None were concerned that the executive wanted to hide his family background from the Home Office, although they later said the meetings were only advisory and they would carry out due diligence at a later date.
More than 11,000 people have used the investor visa scheme since it was introduced in 2008.
If they keep their £2million invested in British companies for five years, they receive indefinite leave to remain and can ask for a UK passport a year later.
None of the money is paid to the government and investors could take their money offshore after receiving full citizenship.
The Home Office said: “The UK has some of the most rigorous checks in place for investor visas across the world.
‘Recent reforms, including the forthcoming wealth audit requirement, are substantial and will further cement our position as a world leader in the fight against financial crime and corruption.”

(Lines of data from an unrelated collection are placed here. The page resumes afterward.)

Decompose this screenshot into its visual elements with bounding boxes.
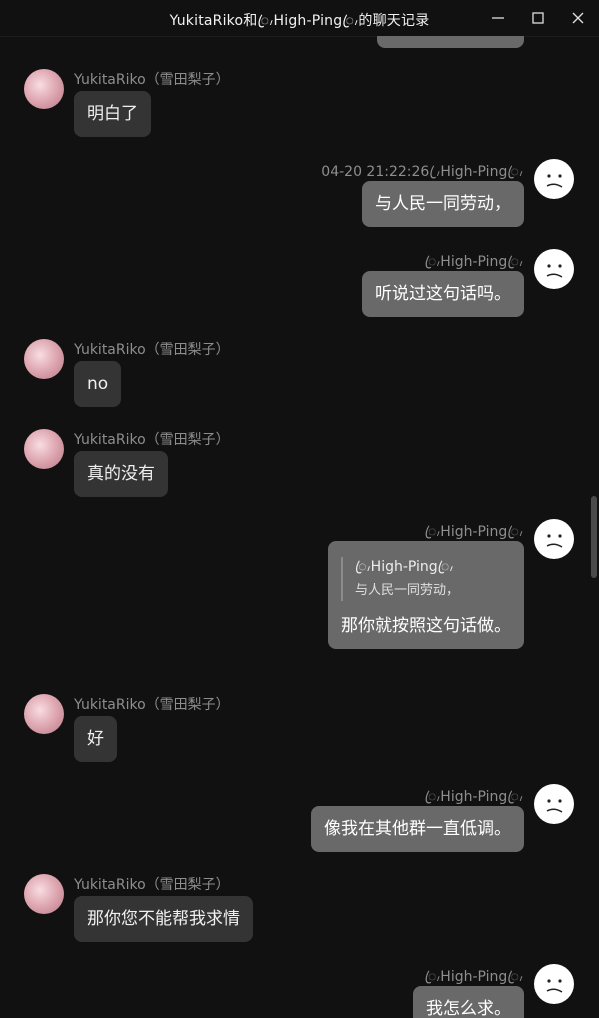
avatar-self[interactable] [534,784,574,824]
quoted-sender: ꦿ៸High-Pingꦿ៸ [355,559,454,575]
message-bubble[interactable]: 明白了 [74,91,151,137]
avatar-other[interactable] [24,339,64,379]
sender-name: YukitaRiko（雪田梨子） [74,72,230,88]
scrollbar-thumb[interactable] [591,496,597,578]
avatar-self[interactable] [534,249,574,289]
title-bar: YukitaRiko和ꦿ៸High-Pingꦿ៸的聊天记录 [0,0,599,37]
maximize-icon[interactable] [528,8,548,28]
message-bubble[interactable]: 好 [74,716,117,762]
sender-name: ꦿ៸High-Pingꦿ៸ [436,164,523,180]
sender-name: YukitaRiko（雪田梨子） [74,342,230,358]
message-bubble[interactable]: no [74,361,122,407]
message-text: 那你就按照这句话做。 [341,616,511,636]
message-bubble[interactable]: 与人民一同劳动， [362,181,524,227]
avatar-self[interactable] [534,159,574,199]
message-bubble[interactable]: 像我在其他群一直低调。 [311,806,524,852]
message-bubble[interactable]: 听说过这句话吗。 [362,271,524,317]
sender-name: YukitaRiko（雪田梨子） [74,877,230,893]
minimize-icon[interactable] [488,8,508,28]
avatar-self[interactable] [534,964,574,1004]
message-bubble[interactable]: 那你您不能帮我求情 [74,896,253,942]
message-bubble-with-quote[interactable]: ꦿ៸High-Pingꦿ៸ 与人民一同劳动， 那你就按照这句话做。 [328,541,524,649]
sender-name: YukitaRiko（雪田梨子） [74,697,230,713]
quoted-message[interactable]: ꦿ៸High-Pingꦿ៸ 与人民一同劳动， [341,557,511,601]
sender-name: YukitaRiko（雪田梨子） [74,432,230,448]
window-title: YukitaRiko和ꦿ៸High-Pingꦿ៸的聊天记录 [169,13,430,29]
avatar-other[interactable] [24,69,64,109]
message-bubble[interactable]: 我怎么求。 [413,986,524,1018]
message-bubble-partial [377,36,524,48]
chat-history[interactable]: YukitaRiko（雪田梨子） 明白了 04-20 21:22:26 ꦿ៸Hi… [0,36,599,1018]
avatar-self[interactable] [534,519,574,559]
message-bubble[interactable]: 真的没有 [74,451,168,497]
close-icon[interactable] [568,8,588,28]
quoted-text: 与人民一同劳动， [355,583,460,598]
avatar-other[interactable] [24,694,64,734]
message-time: 04-20 21:22:26 [321,164,430,180]
avatar-other[interactable] [24,429,64,469]
avatar-other[interactable] [24,874,64,914]
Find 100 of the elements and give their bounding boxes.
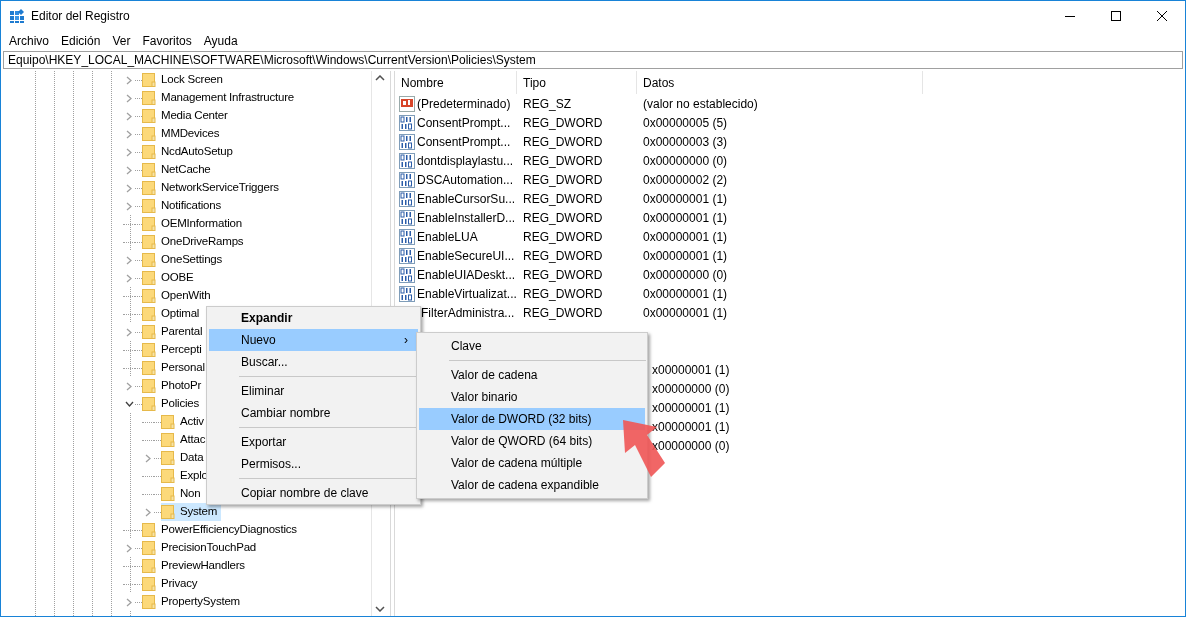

£16m Harrods shopper, a ‘money launderer, and a Tory donor charged with funding terror: People who already have a golden visa
£16million Harrods shopper
Zamira Hajiyeva, 55, used 35 credit cards issued by her husband’s bank to splash out £1.6 million on shopping every year for a decade at Britain’s most extravagant department store, located just a stone’s-throw from her lavish London home.
Hajiyeva, 55, settled in the UK on a golden visa in 2010, five years before her husband was arrested in his native Azerbaijan accused of embezzling more than £100m. He is now serving a 15-year jail sentence in the country for fraud and embezzlement.
The National Crime Agency served her with an unexplained wealth order last year, which she is currently contesting.
Tory donor facing jail for ‘funding terror’
Mohammed Shahid Uddin Khan, 55, is a former colonel in the Bangladeshi army, who gained UK residency in 2009.
He has been charged in his homeland with funding terrorist groups, illegal arms dealing and fraud.
Khan strongly denies wrongdoing, and claims he has been set up by enemies in the government.
The ‘money launderer’
Alexander Perepilichnyy, 44, was granted a visa even though Interpol said he was suspected of offences including money laundering and fraud.
The multi-millionaire businessman collapsed and died while jogging near his home in Weybridge, Surrey, on November 10 2012 after spending the night with his mistress in Paris.
Evidence he had been helping exposed corruption by Russian mafias led to claims he may have been assassinated by poisoning, but a coroner ruled he had died of natural causes.